Editorial: Plant Trees. Plant Lots of Trees. An Inconvenient Truth
by Dirk Brinkman

For 10 years the silviculture contractor’s cruel reality was a declining forest sector driving lower prices, fewer trees per hectare, and less tending funding. Prices in shrinking markets fell and experienced contractors, field supervisors and planters left. Reduced forest funding and expertise has placed Canada’s forest health at risk. 
Canadian Silviculture magazine’s contribution was to promote 2 new market drivers for forest management: carbon funded reforestation and bioenergy - 2 challenging initiatives with a current federal government supported by oil interests. 
This magazine’s causes were just joined by a potent movie called An Inconvenient Truth. Expertly set in the tragedy of Al Gore’s unsuccessful life mission to prevent climate change by becoming the US President, it tells the story of his subsequent years of penance - giving his climate lecture ‘over a 1,000 times’. The lecture encapsulates Gore’s learning journey to make the science accessible. Content is honed by his awareness that only indisputable facts can survive the cynical reception given to a known presidential aspirant. 
A refining cauldron for simplifying the science was urgently needed for this complex issue. It resulted in a powerful and compelling presentation of the facts underlying the science and risks of climate change. Gore’s most persuasive image is his summary of last year’s report on 650,000 years of ice core data (see graph below). 
“At no point in the last 650,000 years before the pre-industrial era did the CO2 concentration go above 300 parts per million. The grey line shows the world’s temperature over the same 650,000 years. And within 45 years this (2050 & 600ppm) is where the CO2 levels will be if we do not make dramatic changes quickly. There is not a single part of this graph - no fact, date or number - that is controversial in any way or in dispute by anybody. If we allow this to happen, it will condemn future generations to a catastrophically diminished future.”
A second champion has also joined the fray. Gaia system discoverer James Lovelock, now in his late 80s, published The Revenge of Gaia: why the earth is fighting back - and how we can still save humanity” in April 2006. Gaia is the term he gave earth’s amazing self-regulating capacity, which over the past 4.5 billion years maintained stable conditions favouring life. In changing circumstances earth’s equilibrium phase shifts into other stable, self regulating states - not necessarily as supportive of our present civilization or population. 
Last year’s severe droughts in the Amazon basin fit scientists’ predictions that it may dry and burn up. If the Amazon burns, because surface temperatures will be over 25°C, they predict all soil moisture will transpire until it becomes a desert. Losing the Amazon’s dynamic carbon pool is predicted to add 300 ppm to atmospheric CO2. 
Borneo’s 1997-1998 fires released 40% of the total greenhouse gas emissions that year. Last month I flew over a 5 million hectare 1998 Borneo burn. Some areas are still bare rock, soil, or savannah. The recovering forests are nearly monocultures without the abundant bird life evident in the intact rainforest. 
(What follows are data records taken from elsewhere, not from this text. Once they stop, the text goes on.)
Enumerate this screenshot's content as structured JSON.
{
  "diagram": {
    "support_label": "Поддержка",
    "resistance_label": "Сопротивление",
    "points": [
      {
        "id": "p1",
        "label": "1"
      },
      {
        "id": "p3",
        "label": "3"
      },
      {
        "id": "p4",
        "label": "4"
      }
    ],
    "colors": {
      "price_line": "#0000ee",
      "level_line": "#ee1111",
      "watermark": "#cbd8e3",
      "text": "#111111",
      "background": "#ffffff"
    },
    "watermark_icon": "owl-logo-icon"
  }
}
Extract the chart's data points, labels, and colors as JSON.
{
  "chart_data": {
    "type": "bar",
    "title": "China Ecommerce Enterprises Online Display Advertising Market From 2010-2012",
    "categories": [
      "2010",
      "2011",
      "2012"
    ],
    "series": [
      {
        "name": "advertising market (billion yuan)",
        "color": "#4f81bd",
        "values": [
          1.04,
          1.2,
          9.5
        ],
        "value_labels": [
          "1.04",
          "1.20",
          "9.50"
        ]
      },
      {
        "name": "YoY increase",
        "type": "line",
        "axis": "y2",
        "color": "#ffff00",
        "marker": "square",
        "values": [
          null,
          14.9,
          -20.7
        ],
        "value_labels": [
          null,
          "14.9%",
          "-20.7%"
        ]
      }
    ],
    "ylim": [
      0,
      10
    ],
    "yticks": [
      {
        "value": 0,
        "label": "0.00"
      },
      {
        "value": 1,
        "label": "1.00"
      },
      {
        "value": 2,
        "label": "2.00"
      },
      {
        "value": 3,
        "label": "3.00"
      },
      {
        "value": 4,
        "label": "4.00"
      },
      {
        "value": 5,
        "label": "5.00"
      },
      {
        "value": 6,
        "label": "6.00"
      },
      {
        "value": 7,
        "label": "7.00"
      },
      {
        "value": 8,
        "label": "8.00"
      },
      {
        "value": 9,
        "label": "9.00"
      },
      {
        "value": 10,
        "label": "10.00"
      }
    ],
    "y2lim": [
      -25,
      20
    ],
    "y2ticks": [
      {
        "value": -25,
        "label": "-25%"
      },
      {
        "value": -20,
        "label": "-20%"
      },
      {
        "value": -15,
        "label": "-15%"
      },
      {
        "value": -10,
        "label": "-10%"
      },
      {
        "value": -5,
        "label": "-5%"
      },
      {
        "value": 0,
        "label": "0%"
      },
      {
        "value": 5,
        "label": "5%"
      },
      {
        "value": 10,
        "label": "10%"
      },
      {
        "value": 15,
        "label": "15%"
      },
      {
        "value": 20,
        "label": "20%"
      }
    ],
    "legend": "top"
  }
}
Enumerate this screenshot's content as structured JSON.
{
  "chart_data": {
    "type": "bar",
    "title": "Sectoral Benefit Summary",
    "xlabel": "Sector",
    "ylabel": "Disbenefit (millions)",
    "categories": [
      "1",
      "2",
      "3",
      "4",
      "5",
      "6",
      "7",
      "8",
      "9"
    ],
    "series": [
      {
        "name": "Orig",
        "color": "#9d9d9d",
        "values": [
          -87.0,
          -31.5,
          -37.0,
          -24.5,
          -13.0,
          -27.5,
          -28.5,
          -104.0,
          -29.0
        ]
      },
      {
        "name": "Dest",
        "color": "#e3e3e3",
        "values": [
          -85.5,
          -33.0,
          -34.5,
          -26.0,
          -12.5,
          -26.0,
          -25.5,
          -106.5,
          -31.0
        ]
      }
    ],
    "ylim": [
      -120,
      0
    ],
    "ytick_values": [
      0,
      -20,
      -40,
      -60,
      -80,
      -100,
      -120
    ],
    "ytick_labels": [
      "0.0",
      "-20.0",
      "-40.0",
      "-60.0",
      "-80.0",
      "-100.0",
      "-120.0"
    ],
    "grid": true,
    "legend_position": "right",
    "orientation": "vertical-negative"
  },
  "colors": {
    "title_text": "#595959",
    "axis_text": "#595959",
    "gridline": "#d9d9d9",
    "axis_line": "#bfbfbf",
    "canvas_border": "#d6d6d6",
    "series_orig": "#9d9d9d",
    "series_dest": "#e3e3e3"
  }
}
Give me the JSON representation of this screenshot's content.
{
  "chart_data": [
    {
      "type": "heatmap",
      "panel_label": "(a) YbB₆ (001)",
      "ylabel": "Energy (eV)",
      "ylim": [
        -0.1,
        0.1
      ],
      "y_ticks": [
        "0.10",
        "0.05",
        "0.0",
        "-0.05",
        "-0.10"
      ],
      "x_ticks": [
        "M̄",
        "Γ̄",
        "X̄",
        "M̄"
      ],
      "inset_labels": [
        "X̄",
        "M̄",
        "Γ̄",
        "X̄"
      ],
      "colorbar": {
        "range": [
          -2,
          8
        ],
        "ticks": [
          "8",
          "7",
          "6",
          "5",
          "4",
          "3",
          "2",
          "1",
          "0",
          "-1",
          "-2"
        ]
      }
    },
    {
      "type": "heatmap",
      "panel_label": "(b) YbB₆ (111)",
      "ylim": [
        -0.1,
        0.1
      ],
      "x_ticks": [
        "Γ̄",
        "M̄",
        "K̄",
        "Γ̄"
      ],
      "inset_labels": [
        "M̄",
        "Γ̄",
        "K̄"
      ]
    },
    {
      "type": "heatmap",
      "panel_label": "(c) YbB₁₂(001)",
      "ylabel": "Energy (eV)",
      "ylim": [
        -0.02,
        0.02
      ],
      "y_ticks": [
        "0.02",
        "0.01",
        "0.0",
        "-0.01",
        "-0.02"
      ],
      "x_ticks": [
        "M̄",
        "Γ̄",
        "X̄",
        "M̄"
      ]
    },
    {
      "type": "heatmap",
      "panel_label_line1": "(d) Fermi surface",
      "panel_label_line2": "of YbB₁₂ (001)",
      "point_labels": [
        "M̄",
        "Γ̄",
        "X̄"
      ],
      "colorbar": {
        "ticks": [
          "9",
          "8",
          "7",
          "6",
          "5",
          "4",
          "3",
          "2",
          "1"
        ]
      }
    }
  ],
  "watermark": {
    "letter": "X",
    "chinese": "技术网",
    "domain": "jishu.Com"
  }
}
Lovelock does not give much cause for hope. “Our religions have not yet given us the rules and guidance for our relationship with Gaia…We are no more qualified to be stewards or developers of the earth than are goats to be gardeners.”
But forest gardeners are what we need. The credits for An Inconvenient Truth end with the words “Plant trees. Plant lots of trees.” To add a forest area the size of the Amazon and reduce atmospheric CO2 by 300 ppm would require the engagement of all nations and all potential forest gardeners. It requires 2 things of Canada: afforest between 20 and 50 million hectares of our own marginal farmland, and facilitate afforestation in developing countries by supporting carbon trading through the UN Clean Development Mechanism. 
As forest gardeners we can bring hope by reforesting and afforesting for the future of humanity.